Special care should be taken of to handle the duplicated points in the input which is the very tricky part and such repeated points need to be counted into the results!

2) O(N^2) solution using Hashing: So can we come up with more efficient solution? Of course! The key is that we can actually find the maximum number of point set that contains point i in O(N) time. That is, for each point in the input, we can calculate the maximum number of points on the same line across point i, and this could be done in O(N) time by using Hashing table. And among all these “local” maximum points, we return the “global” maximum among them (really a bit of DP flavor), then we are good! So let’s see how can we determine the the maximum point set for point i in O(N) time.

We need some math concepts of lines.
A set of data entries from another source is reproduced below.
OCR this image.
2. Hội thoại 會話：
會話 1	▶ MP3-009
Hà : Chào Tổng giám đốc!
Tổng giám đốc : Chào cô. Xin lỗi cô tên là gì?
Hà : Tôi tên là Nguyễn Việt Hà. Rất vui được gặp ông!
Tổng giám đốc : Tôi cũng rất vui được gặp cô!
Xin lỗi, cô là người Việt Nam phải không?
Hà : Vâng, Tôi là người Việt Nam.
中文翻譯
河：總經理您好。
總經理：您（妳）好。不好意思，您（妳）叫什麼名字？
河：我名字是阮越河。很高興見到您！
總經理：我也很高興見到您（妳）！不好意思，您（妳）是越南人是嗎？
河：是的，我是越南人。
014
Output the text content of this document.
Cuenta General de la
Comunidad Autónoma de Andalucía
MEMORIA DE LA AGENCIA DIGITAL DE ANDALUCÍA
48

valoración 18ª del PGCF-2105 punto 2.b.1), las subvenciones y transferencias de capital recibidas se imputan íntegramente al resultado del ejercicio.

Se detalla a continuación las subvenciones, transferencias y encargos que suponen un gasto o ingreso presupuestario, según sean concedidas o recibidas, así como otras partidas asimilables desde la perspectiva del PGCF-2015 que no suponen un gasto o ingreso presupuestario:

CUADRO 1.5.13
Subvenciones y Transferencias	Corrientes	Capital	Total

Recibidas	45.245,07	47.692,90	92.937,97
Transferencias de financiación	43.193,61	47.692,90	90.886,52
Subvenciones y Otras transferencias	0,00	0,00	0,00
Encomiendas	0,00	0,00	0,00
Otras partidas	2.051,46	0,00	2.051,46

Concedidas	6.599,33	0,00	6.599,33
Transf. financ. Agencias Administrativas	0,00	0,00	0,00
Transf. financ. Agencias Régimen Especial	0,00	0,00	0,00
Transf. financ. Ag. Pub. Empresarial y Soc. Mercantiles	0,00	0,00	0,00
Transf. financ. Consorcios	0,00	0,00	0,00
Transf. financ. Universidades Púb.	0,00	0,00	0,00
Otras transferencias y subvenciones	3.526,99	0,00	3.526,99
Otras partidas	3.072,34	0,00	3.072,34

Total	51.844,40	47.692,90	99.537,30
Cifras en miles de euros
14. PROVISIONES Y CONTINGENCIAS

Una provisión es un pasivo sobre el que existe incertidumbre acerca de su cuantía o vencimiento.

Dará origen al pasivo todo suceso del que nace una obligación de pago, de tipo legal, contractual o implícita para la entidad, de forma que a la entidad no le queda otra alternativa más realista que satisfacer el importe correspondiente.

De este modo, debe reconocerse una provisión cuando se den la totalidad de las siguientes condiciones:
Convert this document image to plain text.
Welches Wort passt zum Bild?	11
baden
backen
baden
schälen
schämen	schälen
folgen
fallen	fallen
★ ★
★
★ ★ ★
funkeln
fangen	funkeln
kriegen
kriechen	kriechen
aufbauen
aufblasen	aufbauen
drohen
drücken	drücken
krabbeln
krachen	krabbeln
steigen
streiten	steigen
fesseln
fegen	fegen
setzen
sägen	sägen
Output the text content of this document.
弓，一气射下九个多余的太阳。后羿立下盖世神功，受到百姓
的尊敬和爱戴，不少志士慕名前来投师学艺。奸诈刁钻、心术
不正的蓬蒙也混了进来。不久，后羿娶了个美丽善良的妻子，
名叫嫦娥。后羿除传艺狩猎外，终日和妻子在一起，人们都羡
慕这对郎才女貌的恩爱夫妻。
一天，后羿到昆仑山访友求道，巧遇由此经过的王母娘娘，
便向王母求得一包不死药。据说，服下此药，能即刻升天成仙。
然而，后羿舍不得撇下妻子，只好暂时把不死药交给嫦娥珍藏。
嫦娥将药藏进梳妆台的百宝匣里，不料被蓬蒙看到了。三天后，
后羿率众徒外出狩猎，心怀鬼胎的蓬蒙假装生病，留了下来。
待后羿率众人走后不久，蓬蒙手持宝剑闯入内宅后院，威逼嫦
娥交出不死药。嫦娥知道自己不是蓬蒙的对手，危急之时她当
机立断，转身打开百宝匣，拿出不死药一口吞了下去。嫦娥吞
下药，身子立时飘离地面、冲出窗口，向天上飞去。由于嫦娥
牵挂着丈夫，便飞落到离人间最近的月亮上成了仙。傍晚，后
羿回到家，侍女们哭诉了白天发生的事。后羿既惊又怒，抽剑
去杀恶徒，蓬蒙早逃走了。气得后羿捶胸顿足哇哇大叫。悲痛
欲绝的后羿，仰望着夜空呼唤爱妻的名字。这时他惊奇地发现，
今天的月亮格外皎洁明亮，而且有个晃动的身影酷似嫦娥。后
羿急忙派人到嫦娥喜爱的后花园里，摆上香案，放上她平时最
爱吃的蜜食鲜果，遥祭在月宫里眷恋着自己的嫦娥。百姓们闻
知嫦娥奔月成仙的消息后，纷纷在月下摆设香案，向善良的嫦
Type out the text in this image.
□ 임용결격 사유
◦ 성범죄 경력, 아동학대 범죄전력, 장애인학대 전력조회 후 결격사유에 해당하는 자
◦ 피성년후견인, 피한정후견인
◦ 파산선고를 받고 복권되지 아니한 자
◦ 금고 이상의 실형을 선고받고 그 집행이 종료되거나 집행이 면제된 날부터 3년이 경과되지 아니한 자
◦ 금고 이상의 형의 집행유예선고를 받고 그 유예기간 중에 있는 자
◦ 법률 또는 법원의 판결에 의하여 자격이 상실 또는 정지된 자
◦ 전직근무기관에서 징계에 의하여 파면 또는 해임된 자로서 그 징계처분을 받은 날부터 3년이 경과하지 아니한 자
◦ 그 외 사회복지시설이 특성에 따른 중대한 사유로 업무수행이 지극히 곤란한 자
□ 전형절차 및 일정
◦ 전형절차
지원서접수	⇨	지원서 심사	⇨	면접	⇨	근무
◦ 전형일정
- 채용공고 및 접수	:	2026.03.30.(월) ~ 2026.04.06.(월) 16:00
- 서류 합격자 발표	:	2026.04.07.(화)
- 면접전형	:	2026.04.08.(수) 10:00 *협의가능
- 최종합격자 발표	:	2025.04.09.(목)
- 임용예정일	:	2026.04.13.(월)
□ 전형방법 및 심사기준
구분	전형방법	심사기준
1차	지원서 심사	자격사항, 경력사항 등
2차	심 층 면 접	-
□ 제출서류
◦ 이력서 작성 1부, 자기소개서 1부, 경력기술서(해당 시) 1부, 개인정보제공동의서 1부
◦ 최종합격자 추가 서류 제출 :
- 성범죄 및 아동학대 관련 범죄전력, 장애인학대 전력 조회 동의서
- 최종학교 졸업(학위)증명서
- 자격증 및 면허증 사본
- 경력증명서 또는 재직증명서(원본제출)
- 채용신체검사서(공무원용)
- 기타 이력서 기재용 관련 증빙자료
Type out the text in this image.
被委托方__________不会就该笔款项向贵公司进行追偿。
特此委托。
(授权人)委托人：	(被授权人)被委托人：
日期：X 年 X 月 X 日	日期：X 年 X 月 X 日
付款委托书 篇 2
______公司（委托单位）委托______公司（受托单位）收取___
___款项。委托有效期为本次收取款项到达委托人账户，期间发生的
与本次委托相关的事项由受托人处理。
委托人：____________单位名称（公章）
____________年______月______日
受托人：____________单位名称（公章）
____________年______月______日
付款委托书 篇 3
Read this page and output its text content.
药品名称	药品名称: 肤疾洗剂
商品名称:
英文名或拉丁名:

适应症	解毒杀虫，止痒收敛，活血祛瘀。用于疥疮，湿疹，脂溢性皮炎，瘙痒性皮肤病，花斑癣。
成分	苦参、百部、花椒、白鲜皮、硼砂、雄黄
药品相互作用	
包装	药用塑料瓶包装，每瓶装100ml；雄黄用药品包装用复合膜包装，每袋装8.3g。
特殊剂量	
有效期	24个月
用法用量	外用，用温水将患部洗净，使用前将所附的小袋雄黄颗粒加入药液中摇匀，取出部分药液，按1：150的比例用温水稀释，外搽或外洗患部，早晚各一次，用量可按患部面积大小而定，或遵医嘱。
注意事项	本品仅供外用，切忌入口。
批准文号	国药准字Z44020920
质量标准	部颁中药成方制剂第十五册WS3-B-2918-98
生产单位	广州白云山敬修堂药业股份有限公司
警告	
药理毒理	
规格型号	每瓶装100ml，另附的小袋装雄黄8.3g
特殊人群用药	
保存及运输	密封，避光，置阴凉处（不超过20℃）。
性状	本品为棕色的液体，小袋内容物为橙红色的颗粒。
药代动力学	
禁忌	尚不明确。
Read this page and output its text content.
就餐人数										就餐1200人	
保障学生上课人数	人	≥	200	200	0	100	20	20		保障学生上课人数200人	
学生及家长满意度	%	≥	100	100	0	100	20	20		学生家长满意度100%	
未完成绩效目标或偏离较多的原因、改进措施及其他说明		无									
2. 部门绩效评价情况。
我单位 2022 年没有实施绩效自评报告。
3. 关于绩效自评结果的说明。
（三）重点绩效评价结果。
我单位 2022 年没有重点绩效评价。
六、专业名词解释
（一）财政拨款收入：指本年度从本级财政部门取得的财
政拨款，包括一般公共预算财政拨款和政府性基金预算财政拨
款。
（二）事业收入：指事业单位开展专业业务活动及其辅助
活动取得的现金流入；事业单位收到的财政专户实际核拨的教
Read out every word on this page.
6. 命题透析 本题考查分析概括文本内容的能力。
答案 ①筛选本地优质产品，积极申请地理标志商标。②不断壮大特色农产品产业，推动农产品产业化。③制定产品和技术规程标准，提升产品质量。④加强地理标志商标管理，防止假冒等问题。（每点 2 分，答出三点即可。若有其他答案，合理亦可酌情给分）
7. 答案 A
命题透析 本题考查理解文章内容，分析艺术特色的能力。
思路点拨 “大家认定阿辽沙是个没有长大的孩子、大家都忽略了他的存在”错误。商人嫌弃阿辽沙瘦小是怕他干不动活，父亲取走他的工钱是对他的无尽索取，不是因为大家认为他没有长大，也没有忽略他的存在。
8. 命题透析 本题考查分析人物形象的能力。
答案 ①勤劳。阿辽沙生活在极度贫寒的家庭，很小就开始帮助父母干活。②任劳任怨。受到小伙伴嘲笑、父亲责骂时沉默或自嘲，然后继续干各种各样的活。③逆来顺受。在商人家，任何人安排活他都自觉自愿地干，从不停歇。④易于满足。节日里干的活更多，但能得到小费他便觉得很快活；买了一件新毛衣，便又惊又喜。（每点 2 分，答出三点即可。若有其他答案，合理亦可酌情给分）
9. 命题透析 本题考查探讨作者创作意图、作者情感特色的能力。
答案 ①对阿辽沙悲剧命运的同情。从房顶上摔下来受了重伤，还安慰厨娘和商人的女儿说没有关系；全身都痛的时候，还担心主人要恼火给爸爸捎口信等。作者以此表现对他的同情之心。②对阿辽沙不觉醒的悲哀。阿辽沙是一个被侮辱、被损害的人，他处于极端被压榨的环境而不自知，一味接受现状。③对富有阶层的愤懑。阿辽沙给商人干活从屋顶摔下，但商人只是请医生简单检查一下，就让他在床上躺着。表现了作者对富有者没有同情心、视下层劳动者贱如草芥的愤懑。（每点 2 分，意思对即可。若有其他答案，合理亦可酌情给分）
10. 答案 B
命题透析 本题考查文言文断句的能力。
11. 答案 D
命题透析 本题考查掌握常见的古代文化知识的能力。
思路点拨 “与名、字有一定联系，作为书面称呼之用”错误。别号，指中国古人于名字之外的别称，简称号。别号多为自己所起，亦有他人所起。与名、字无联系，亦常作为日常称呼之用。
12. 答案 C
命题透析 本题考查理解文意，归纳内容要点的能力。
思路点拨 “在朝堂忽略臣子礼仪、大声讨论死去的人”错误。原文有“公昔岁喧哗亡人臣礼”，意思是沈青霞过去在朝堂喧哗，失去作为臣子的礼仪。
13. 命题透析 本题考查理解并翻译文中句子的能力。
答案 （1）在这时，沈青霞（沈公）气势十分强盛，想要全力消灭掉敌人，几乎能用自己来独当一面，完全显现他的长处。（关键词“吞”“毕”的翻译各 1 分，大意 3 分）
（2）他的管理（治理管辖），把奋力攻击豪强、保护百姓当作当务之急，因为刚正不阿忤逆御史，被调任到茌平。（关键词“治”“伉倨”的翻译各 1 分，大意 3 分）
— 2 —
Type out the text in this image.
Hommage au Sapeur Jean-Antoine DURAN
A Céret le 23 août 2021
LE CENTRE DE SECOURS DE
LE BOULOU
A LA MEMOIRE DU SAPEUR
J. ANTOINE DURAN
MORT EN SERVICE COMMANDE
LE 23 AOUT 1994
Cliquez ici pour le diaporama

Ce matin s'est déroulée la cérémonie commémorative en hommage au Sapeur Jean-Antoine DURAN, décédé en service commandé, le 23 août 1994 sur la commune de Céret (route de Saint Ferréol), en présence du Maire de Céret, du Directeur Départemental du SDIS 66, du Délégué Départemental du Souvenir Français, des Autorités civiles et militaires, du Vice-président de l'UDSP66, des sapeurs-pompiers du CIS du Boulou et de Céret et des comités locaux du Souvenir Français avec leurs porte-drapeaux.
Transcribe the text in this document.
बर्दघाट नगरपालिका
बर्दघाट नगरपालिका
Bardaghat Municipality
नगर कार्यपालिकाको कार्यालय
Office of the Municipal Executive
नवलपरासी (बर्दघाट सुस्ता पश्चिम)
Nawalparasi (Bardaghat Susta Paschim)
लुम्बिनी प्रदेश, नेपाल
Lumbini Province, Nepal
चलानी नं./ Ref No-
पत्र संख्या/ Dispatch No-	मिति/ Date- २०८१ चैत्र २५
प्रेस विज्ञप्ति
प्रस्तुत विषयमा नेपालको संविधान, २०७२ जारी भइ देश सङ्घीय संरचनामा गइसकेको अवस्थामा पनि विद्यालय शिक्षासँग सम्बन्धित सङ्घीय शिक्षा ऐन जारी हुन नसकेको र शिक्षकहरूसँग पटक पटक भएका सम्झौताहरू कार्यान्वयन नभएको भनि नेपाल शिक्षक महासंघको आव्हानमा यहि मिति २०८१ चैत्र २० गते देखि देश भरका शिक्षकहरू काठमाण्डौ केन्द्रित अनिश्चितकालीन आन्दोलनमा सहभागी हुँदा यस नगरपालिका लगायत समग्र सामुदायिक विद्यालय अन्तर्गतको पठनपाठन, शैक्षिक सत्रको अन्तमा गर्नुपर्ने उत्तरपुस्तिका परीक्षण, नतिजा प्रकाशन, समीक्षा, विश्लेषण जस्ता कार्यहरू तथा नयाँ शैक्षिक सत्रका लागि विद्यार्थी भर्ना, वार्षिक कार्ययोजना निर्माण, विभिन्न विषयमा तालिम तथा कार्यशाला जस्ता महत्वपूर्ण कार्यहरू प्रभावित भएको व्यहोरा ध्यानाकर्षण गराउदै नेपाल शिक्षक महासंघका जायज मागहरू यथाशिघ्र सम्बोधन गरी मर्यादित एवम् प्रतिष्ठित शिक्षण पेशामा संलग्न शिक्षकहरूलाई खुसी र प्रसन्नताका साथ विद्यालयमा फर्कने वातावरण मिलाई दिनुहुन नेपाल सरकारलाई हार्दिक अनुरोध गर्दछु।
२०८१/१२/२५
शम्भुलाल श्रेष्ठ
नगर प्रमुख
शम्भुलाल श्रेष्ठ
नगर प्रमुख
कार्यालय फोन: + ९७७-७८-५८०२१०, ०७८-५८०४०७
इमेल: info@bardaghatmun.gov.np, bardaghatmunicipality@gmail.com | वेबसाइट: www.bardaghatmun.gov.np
We know that a line could be determined by the slop and a point on that line. So for point i, we calculate the slope of the lines determined by point and any other point j != i and each time we store this slope into a hash table: if the slope determined by point and j is already in hash table, this means, the current point j is on the same line which is determined by point i and some previous point, so we update the value of the hash able entry (slope, count) where count just keeps the number of such points on the line with slope and point i. All of these could be done in constant time using the hash table, and we get the local maximum for point i.

The following is the source code accepted by LeetCode OJ to pass this Max Points on a Line problem:

1
2
3
4
5
6
7
8
9
10
11
12
13
14
15
16
17
18
19
20
21
22
23
24
25
26
27
28
29
30
31
32
33
34
35
36
37
38
39
40
41
42
43
44
45
46
47
48
49
50
51
52
53
54
55
56
57
58
59
60
61
62
63
64
65
66
67
68

class Slope {
public:
Slope(int x, int y) : a(x), b(y) {
int c = a * b;
a = abs(a);
b = abs(b);
int g = 0;
if (a > b)
g = gcd(a, b);
else
g = gcd(b, a);
a = a / g;
b = b / g;
if (c < 0) a = -a;
};
Slope() : a(0), b(0) {};
bool operator==(const Slope &other) const
{
return a == other.a && b == other.b;
}
bool operator<(const Slope &other) const
{
if (a != other.a)
return a < other.a;
return b < other.b;
}
private:
int gcd(int a, int b) {
if (b == 0) return a;
return gcd(b, a % b);
}
private:
int a;
int b;
};
int maxPoints(vector<Point> &points) {
int n = points.size();
if (n <= 2) return n;
int ret = -1;
for (int i = 0; i < n; ++i) {
int cnt = 1;
map<Slope, int> slopes;
for (int j = 0; j < n; ++j) {
if (i == j)
continue;
if (points[i].x == points[j].x && points[i].y == points[j].y) {
++cnt;
continue;
}
Slope k(points[i].y - points[j].y, points[i].x - points[j].x);
auto it = slopes.find(k);
if (it == slopes.end())
slopes[k] = 2;
else
it->second += 1;
cnt = max(cnt, slopes[k]);
}
ret = max(ret, cnt);
}
return ret;
}

**Several noteworthy points are:**

- I degined a customized class called Slope because using double as a map or hash table key is very dangrous for the double arithmatic is inaccurate and the results could actually be unpredictable.
- The above code using map is implemented by red black tree, so the real time complexity is O(N^2logN), the thing I did not use unordered_map is because it seems that LeetCode OJ does not support g++ –std=c++0x option.
- Again, the duplicated points in the input need to be handled carefully as special cases
- Do not be concerned with those vertical lines, think about why.
- There is even more efficient implementation by only examining the current testing point against all the other points on its right side in the input points array, I actually do not fully get that idea? You are welcome to leave your comment about this!

## Summary

LeetCode Max Points on a Line could be solved in O(N^2) time by find the maximum point set containing i in O(N) time (Hash) and get the maximum among all i’s.